La declaración repasó aquellos días de Better call Trapero, un policía criado en Santa Coloma que se había hecho hueco entre las filas de los catalanes de verdad. Era cuando se hacía llamar Josep Lluis y su encargo era facilitar el tránsito a la República, los planes de Puigdemont, el amiguito de los acordes fáciles. Creyéndose más listo que ninguno, se ganó la confianza de los políticos para ascender sin mirar mucho más allá. El horizonte no dibujaba todavía ninguna causa penal y la connivencia parecía justificada. Algún día lejano habría que devolver los favores, pero parecía imposible que rompieran un ecosistema tan cálido con una declaración de independencia.

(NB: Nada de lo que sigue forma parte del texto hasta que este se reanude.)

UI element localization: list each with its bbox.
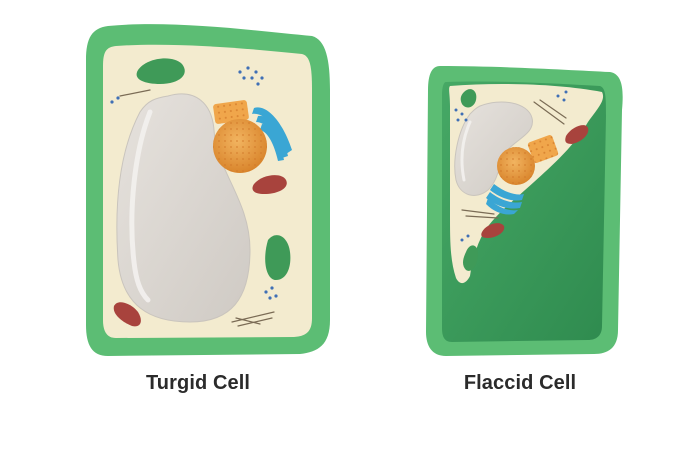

Lo hicieron —let it be, let it be— y allí estaba testificando. Todo eran sombras a su alrededor. Mantenía la tensión de no traicionar a los acusados mientras llamaba “irresponsable” a Forn. Desdoblado en dos Traperos: el que creía ante los colegios tomados en la víspera del 1-O que no ocurría nada especial como para actuar y el que considera ante el Tribunal Supremo “infrecuente” esa situación. Se le llenó la boca como si fuese la miss del separatismo hablando de la “paz social”, algo muy importante que proteger ahora, con diez o doce años de retraso. La sociedad ya estaba irremediablemente dividida cuando fueron a ver qué pasaba. Ortega Smith no le preguntó por las reuniones con Interior y el Govern y a punto estuvo de contárselo a la Fiscalía zarandeando un cartel gigante con las letras SOS, “Sacarme de aquí Os lo Suplico”. En el imaginario separatista debe quedar un Trapero muy jodido: el clásico cobarde que les arregla lo de la rebelión. La supuesta derechona valiente abrió la ventana a las defensas, que escaparon sin contorsiones, apelando a los límites del proceso judicial: de repente todo tiene límites, incluida la voluntad popular del fiscal Zaragoza.
Convertido ya en José Luis, confesó que tenía un plan para detener a Puigdemont, un plan para romper con la amistad sellada en las mansiones del seny. Trapero había completado su transformación. Marchena estiró sus ganas de hablar al final. De esto no se enteró el hombre que llevaba tatuado en el antebrazo un lazo acompañando a la palabra Llibertat —también toca fondo la estética—, porque a esa hora ya dormitaba sobre el banquillo de invitados soñando con Traperos sediciosos.